The scriptural witness is framed by trees. In Genesis, nothing green grows until streams appear and then there’s a garden, a home for humans. In Revelation, the tree of life straddles the river of the water of life, bearing fruit and healing leaves.
This picture of God’s green goodness was the glorious setting for this year’s pioneer graduation service. An impressive gathering of house plants and gifts of potted cuttings brought an organic energy to the conference room that was equally matched by the people who came to support and celebrate with those marking the completion of courses. It was noted that students and staff had arrived at this point through the challenges of the pandemic – green shoots growing up through this arid time.
It was especially moving when the Rt Rev Lusa Nsenga-Ngoy, Bishop of Willesden, anointed Melita Gordon, Joanna Howie and David Hooke with olive oil, the produce of the fruit of trees.
Marking their head, hands and (very gracefully) their feet, Bishop Lusa explained that this reflected how our whole being is taken up in God’s service.

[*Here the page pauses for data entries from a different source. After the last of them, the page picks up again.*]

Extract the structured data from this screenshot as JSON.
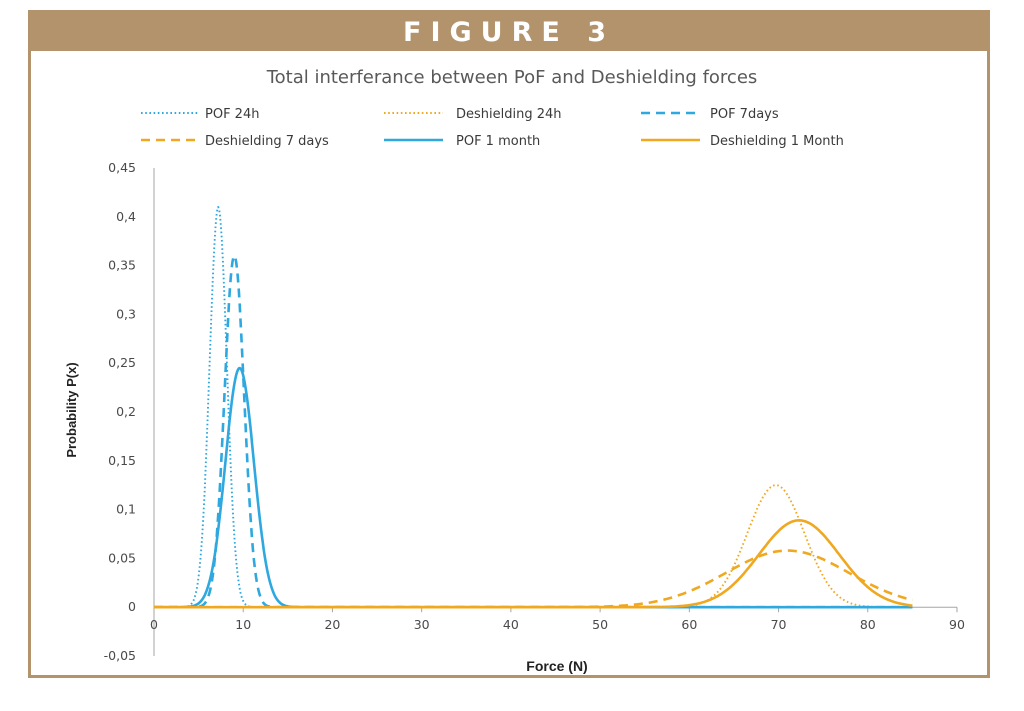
{
  "figure_label": "FIGURE 3",
  "colors": {
    "frame": "#b3936b",
    "blue": "#2ea8df",
    "orange": "#f0a821",
    "axis": "#a6a6a6"
  },
  "chart_data": {
    "type": "line",
    "title": "Total interferance between PoF and Deshielding forces",
    "xlabel": "Force (N)",
    "ylabel": "Probability P(x)",
    "xlim": [
      0,
      90
    ],
    "ylim": [
      -0.05,
      0.45
    ],
    "x_ticks": [
      "0",
      "10",
      "20",
      "30",
      "40",
      "50",
      "60",
      "70",
      "80",
      "90"
    ],
    "y_ticks": [
      "-0,05",
      "0",
      "0,05",
      "0,1",
      "0,15",
      "0,2",
      "0,25",
      "0,3",
      "0,35",
      "0,4",
      "0,45"
    ],
    "legend_position": "top",
    "series": [
      {
        "name": "POF 24h",
        "color": "#2ea8df",
        "style": "dotted",
        "distribution": {
          "mean": 7.2,
          "sd": 0.97,
          "peak": 0.41
        },
        "x_range": [
          0,
          85
        ]
      },
      {
        "name": "Deshielding 24h",
        "color": "#f0a821",
        "style": "dotted",
        "distribution": {
          "mean": 69.7,
          "sd": 3.2,
          "peak": 0.125
        },
        "x_range": [
          0,
          85
        ]
      },
      {
        "name": "POF 7days",
        "color": "#2ea8df",
        "style": "dashed",
        "distribution": {
          "mean": 9.0,
          "sd": 1.1,
          "peak": 0.36
        },
        "x_range": [
          0,
          85
        ]
      },
      {
        "name": "Deshielding 7 days",
        "color": "#f0a821",
        "style": "dashed",
        "distribution": {
          "mean": 71.0,
          "sd": 6.9,
          "peak": 0.058
        },
        "x_range": [
          0,
          85
        ]
      },
      {
        "name": "POF 1 month",
        "color": "#2ea8df",
        "style": "solid",
        "distribution": {
          "mean": 9.6,
          "sd": 1.6,
          "peak": 0.245
        },
        "x_range": [
          0,
          85
        ]
      },
      {
        "name": "Deshielding 1 Month",
        "color": "#f0a821",
        "style": "solid",
        "distribution": {
          "mean": 72.3,
          "sd": 4.5,
          "peak": 0.089
        },
        "x_range": [
          0,
          85
        ]
      }
    ]
  }
}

Their commissioning as lay pioneers was a poignant moment, a reminder of the power of the gathered congregation, physically present to one another, to surround others with prayer and affirmation.
There was so much life in the applause and cheers, in the passing on of certificates and gifts, in the words of thanks and recognition, in the sharing of stories over cake and prosecco. It was a celebration not just of academic learning but of God’s growing of all living things, making a way in the wilderness for new things to spring forth.